Wednesday, July 16, 2014

Wheat and Weeds

            The story of Jacob’s ladder is a story of grace.  Jacob was a very bad man, he conned his brother, his father, his erstwhile father-in-law, and really thought nothing of it.  Yet, here he is sleeping out in the open with a stone for a pillow and he has a dream of a ladder reaching to heaven and God on the top of it telling Jacob that he will be the father of many nations and that God will be with him wherever he goes.  This God does, despite all of the nasty things that Jacob has done.

            The reason that I love this story is because it the story of all of us and it is a good background for Jesus’ parable of the good seed sown in the field and the weeds that spring up among the good plants.  Like all of us, the farmer’s servants want to go and destroy the weeds, but the farmer says:

                         No; for in gathering the weeds you would uproot the
                         wheat along with them. Let both of them grow together
                         until the harvest; and at harvest time I will tell the reapers,
                         Collect the weeds first and bind them in bundles to be
                         burned, but gather the wheat into my barn.  
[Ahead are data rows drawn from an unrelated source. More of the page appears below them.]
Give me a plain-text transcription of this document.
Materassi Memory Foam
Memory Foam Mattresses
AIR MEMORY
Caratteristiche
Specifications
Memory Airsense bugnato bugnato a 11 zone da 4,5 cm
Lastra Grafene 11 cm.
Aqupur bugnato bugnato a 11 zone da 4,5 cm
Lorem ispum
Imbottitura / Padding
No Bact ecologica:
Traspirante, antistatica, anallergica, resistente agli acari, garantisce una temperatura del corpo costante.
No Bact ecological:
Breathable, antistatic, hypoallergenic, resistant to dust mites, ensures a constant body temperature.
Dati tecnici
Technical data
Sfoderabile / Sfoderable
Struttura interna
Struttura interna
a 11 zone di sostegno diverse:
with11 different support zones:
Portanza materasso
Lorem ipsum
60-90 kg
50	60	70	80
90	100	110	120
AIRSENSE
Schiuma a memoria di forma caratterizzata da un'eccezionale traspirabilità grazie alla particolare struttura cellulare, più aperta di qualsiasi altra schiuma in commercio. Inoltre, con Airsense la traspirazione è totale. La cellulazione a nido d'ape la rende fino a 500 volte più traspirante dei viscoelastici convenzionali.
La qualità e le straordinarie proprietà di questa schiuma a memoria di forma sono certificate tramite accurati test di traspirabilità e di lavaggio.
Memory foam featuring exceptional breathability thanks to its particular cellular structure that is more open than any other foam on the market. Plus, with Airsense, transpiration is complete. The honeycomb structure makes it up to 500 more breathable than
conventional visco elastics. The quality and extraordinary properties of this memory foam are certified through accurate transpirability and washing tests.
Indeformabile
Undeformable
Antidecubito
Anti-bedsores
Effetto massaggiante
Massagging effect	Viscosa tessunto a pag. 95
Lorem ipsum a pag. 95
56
            If that isn’t a perfect description of the state of the world, I have never heard one.  When I look at the Middle East, or at the Ukraine; or at the children struggling to come into this country across the Mexican border, I know that I am looking at a collection of wheat and weeds and I mostly have a hard time separating the one from the other.  Our politicians try to tell us to gather the weeds and then they identify them for us.  This always takes the form of political ideology and doesn’t help very much.  We are tempted to use our military force or our money or something else to remedy what we see as the problem, but we don’t understand that the wheat and the weeds are growing together and in getting rid of the weeds, we will also uproot some of the wheat.  Jesus is trying to help his followers to understand that we live in a world where the weeds and the wheat are tightly entwined; just like the evil and the goodness in our lives.  When we try too hard to uproot the weeds, we also will destroy a lot of what is good.
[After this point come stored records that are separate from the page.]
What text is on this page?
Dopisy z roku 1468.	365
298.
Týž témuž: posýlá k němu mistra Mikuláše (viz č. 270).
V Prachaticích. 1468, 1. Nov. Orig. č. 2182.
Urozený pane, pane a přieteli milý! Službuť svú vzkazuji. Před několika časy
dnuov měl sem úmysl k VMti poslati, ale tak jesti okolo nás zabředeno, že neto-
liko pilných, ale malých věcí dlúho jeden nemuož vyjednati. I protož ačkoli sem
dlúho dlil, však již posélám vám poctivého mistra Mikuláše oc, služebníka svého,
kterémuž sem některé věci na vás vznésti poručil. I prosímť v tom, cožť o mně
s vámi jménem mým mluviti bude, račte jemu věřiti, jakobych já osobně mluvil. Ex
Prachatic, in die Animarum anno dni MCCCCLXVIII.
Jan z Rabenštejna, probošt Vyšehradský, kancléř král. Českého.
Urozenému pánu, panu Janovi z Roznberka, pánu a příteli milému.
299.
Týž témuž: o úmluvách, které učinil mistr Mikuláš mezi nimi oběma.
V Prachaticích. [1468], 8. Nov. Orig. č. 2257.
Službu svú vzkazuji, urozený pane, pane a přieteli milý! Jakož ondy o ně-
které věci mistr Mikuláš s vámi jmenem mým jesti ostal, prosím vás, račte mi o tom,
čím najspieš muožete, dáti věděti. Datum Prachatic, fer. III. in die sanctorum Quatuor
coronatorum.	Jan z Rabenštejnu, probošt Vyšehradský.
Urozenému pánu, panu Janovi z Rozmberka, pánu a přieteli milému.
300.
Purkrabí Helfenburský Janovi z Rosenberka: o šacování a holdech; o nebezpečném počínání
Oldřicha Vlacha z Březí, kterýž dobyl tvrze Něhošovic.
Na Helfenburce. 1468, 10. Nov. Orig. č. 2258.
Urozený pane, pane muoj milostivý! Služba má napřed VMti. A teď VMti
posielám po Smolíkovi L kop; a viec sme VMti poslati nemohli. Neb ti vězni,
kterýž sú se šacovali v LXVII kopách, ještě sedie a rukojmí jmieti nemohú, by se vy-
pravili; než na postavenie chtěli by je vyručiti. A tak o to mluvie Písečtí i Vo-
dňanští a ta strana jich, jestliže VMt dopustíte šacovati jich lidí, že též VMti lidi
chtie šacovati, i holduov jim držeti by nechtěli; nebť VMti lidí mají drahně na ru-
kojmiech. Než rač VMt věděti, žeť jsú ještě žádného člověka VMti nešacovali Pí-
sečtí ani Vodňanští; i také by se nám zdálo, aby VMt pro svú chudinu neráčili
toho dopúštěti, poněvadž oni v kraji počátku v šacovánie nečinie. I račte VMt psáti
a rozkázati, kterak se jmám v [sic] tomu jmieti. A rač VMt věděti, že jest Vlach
            It seems to me that we need to work hard to understand the circumstances that face us in this world, and try to see that sometimes what we think are weeds are really wheat that is trying to grow.  The quick solutions that are often proposed to “fix” the world are generally self-serving and don’t fix much of anything except our own desires.  Jesus is telling his followers to sit a little looser to the problems that we see and to offer them in prayer to our God that like Jacob and his many faults, the goodness of God may be allowed to shine through, despite the presence of what seems to be so obviously wrong.  

            I have been to the Middle East and have heard the cries of both Israelis and Palestinians and I don’t think that either side is free of fault.  They continue to struggle and to blame and to say that they want peace, but yet do very little to bring it about.  A two state solution may be desirable for many people in the world, but neither side in that dispute seems to want it enough to allow it to happen.  In God’s time, the wheat will be separated from the weeds and goodness will prevail.  In the meantime, we need to work to see that justice is done in these places as best we can, hopefully without ruining the harvest that God wants so desperately to happen.